Sources speaking to the Guardian reveal that moderators feel overwhelmed by the volume of work and often have “just 10 seconds” to make a decision.

READ MORE: Revealed: Facebook’s internal rulebook on sex, terrorism and violence

Jaguar Land Rover poised to post 16% sales uplift

Jaguar Land Rover

Jaguar Land Rover is expected to report annual revenues of more than £23bn, boosted by a 16% rise in car sales to 604,000 during the year to the end of March.

Britain’s biggest car manufacturer has benefitted in large part from the resurgence of Jaguar, which saw sales rocket 83% to almost 173,000 cars, driven by demand for its first sports utility style car F-Pace. The mainstay of the business, Land Rover sales grew 1% to 431,000.

The company has benefitted from the weakening pound as only a fifth of its cars are sold in the domestic market. During the period sales to China rose by a third to more than 130,000, as Jaguar Land Rover also saw its US sales grow by a quarter to 125,000.
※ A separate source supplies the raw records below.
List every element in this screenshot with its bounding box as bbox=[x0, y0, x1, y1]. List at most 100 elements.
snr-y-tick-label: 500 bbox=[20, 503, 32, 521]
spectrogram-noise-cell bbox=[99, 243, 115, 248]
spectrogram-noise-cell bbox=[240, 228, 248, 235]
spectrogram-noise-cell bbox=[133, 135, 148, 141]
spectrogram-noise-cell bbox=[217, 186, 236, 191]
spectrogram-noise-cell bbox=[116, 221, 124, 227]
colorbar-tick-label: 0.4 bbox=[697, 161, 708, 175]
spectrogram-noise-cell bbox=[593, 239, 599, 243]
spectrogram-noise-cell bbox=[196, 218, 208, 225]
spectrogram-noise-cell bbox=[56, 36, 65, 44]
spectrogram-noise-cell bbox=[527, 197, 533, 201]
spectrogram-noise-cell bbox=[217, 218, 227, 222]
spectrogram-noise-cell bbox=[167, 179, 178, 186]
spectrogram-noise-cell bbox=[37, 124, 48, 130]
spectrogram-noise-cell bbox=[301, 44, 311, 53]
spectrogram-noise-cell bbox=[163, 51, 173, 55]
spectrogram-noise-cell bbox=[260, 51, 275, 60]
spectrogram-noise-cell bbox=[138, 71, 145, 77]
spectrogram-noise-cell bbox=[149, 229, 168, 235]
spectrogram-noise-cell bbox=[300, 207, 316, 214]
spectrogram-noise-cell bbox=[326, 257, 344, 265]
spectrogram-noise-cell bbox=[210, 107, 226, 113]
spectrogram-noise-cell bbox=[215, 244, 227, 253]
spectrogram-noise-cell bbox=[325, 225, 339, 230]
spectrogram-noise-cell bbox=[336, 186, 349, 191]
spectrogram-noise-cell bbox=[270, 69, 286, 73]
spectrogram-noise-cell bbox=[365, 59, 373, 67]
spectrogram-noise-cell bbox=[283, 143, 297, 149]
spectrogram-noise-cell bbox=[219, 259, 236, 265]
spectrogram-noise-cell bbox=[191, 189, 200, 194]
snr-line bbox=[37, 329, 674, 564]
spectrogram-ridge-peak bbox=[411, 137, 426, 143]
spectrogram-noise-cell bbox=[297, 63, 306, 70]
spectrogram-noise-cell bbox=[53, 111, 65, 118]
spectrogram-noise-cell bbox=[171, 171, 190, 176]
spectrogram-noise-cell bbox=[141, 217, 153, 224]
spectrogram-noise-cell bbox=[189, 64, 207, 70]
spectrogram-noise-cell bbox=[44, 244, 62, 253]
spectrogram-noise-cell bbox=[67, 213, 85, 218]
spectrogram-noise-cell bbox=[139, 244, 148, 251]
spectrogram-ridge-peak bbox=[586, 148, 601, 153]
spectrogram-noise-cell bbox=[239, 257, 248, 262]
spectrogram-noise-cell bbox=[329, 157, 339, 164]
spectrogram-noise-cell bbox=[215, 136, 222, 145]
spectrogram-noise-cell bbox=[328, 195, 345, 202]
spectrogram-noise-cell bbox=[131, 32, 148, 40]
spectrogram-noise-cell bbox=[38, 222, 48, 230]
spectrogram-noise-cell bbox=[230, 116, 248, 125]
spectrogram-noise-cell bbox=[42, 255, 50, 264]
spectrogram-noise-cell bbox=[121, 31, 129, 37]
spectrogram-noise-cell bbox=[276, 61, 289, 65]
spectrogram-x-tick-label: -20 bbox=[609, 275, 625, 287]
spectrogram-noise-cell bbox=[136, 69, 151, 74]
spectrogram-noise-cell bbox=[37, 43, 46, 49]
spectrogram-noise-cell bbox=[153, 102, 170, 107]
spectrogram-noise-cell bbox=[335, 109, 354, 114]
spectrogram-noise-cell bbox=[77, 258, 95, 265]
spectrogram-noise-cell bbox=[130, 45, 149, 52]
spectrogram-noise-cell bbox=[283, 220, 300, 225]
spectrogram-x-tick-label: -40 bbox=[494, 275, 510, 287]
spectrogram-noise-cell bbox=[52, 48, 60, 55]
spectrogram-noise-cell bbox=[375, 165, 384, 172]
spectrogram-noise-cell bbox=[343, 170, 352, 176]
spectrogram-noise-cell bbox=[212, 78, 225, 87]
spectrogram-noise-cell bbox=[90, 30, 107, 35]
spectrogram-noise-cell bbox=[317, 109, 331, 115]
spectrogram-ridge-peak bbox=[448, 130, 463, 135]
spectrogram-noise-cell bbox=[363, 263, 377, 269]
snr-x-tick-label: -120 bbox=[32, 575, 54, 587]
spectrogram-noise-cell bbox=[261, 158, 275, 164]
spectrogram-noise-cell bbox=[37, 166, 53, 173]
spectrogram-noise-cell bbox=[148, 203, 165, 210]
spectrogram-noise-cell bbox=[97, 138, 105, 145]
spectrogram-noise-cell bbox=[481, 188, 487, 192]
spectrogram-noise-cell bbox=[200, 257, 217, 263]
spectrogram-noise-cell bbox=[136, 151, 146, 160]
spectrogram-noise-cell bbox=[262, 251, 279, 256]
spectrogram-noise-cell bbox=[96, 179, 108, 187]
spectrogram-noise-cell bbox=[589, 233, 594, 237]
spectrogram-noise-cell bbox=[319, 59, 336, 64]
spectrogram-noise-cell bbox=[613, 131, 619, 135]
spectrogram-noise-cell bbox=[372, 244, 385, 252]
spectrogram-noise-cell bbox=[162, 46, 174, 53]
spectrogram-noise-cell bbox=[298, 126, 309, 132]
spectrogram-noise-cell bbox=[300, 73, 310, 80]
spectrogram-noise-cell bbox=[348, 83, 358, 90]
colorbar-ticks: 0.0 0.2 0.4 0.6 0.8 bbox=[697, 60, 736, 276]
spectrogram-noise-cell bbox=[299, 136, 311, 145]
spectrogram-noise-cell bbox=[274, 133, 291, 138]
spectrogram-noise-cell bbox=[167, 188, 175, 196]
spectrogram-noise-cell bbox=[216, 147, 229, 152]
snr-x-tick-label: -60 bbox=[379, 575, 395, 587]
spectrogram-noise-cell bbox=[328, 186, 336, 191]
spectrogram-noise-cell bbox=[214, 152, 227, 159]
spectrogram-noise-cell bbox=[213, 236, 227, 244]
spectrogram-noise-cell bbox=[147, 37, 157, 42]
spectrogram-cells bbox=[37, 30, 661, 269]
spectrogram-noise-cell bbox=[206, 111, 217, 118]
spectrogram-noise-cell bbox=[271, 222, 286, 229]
READ MORE: Jaguar Land Rover hits top gear as F-Pace soars and weak pound lifts performance

McColl’s eyes takeover of Tesco’s One Stop chain

Convenience chain McColl’s is eyeing the potential takeover of Tesco’s One Stop chain in a bid to add 50 shops a year to its existing 1,300 store estate.
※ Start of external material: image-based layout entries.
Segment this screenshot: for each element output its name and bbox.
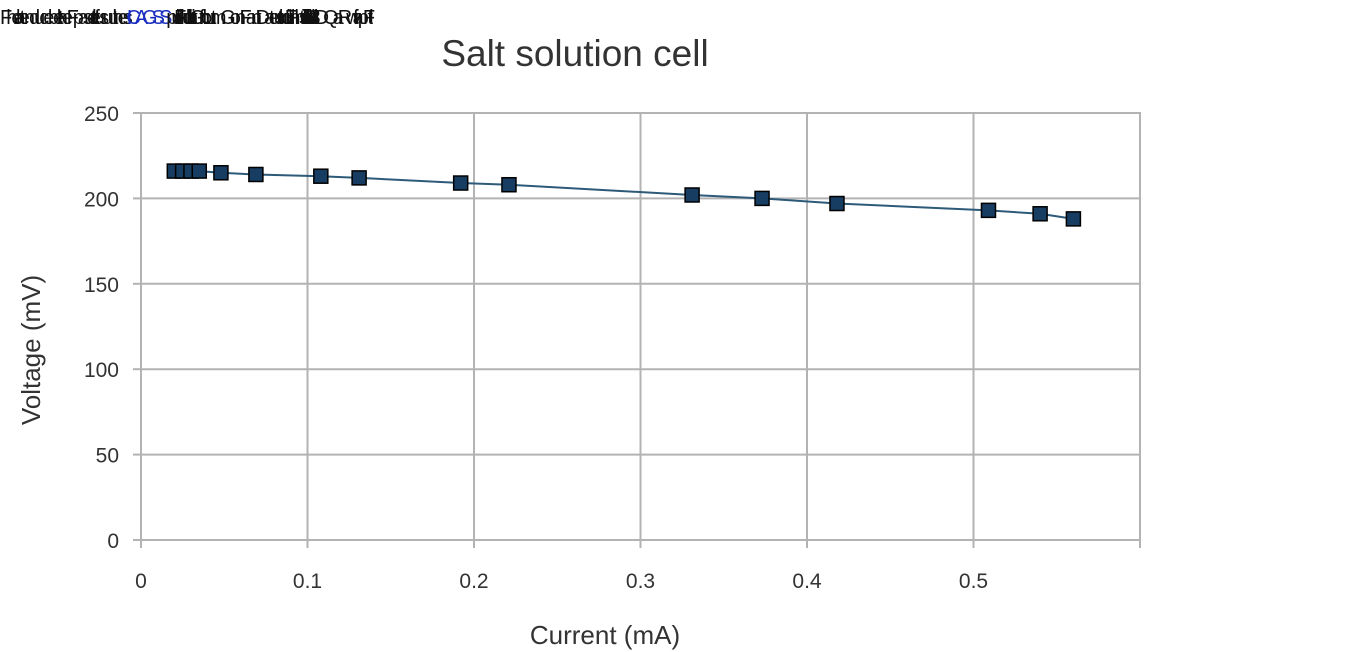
axis-layer xyxy=(133,112,1141,548)
x-axis-label: Current (mA) xyxy=(530,620,680,650)
marker-layer xyxy=(166,163,1082,227)
y-axis-label: Voltage (mV) xyxy=(16,275,46,425)
y-tick-label: 250 xyxy=(84,103,119,126)
data-point-marker xyxy=(980,202,997,219)
data-point-marker xyxy=(1032,206,1048,222)
tick-label-layer: 0 50 100 150 200 250 0 0.1 0.2 0.3 0.4 0.5 xyxy=(84,103,988,593)
data-point-marker xyxy=(351,170,367,186)
x-tick-label: 0.2 xyxy=(459,570,488,593)
data-point-marker xyxy=(313,168,329,184)
data-point-marker xyxy=(1065,211,1082,227)
data-point-marker xyxy=(213,165,229,181)
header-segment-1: Fhe lat enduce bet the Fpaselt etfus uut… xyxy=(0,8,133,28)
data-point-marker xyxy=(191,163,208,179)
plot-frame xyxy=(140,112,1141,541)
header-text-strip: Fhe lat enduce bet the Fpaselt etfus uut… xyxy=(0,0,1362,34)
grid-layer xyxy=(140,112,1141,541)
y-tick-label: 200 xyxy=(84,188,119,211)
header-segment-link[interactable]: ICAGSS xyxy=(126,8,173,28)
y-tick-label: 0 xyxy=(107,530,119,553)
data-point-marker xyxy=(248,166,264,183)
header-segment-3: ult ud.iFlnhurtl ali /ilitsP.dt /i3DQaRw… xyxy=(273,8,373,28)
x-tick-label: 0 xyxy=(135,570,147,593)
series-line xyxy=(174,170,1074,220)
x-tick-label: 0.4 xyxy=(792,570,822,593)
y-tick-label: 150 xyxy=(84,274,119,297)
x-tick-label: 0.3 xyxy=(626,570,655,593)
data-point-marker xyxy=(501,176,517,193)
data-point-marker xyxy=(452,175,469,191)
y-tick-label: 50 xyxy=(96,445,119,468)
garbled-header-text: Fhe lat enduce bet the Fpaselt etfus uut… xyxy=(0,8,1362,28)
x-tick-label: 0.5 xyxy=(959,570,988,593)
chart-title: Salt solution cell xyxy=(441,33,708,74)
x-tick-label: 0.1 xyxy=(293,570,322,593)
data-point-marker xyxy=(684,187,700,203)
series-line-layer xyxy=(174,170,1074,220)
data-point-marker xyxy=(754,190,770,207)
header-segment-2: pu.fiFlk ull.u lnt.iGfn...lo.ut.m.Gon Fa… xyxy=(166,8,261,28)
data-point-marker xyxy=(829,195,845,212)
y-tick-label: 100 xyxy=(84,359,119,382)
Speaking to The Daily Telegraph, chief executive Jonathan Miller said he expected Tesco would be forced to offload its One Stop brand or hundreds of Tesco Express shops in order to secure official clearance of its merger with the wholesaler Booker, first announced in January.

McColl’s ramped up its growth strategy in December with the completion of a deal to buy 298 Co-operative Group stores.

READ MORE: McColls shopping for Tesco’s One Stop chain in Booker merger fallout

Airline Cathay Pacific cuts 600 jobs

Cathay Pacific

Hong Kong airline Cathay Pacific has cut nearly 600 jobs in a bid to reverse losses of £60.1m.

Since posting its first annual loss for eight years in March the airline has embarked on its biggest restructure for 20 years, including axing 190 management jobs and 400 non-management staff working at its head office in Hong Kong.

Part of a three year programme to turn around the losses, the cuts are expected to save the airline 30% in employee costs.

Cathay Pacific has been squeezed by fierce competition from Chinese and Middle Eastern airlines expanding into the Asia Pacific region.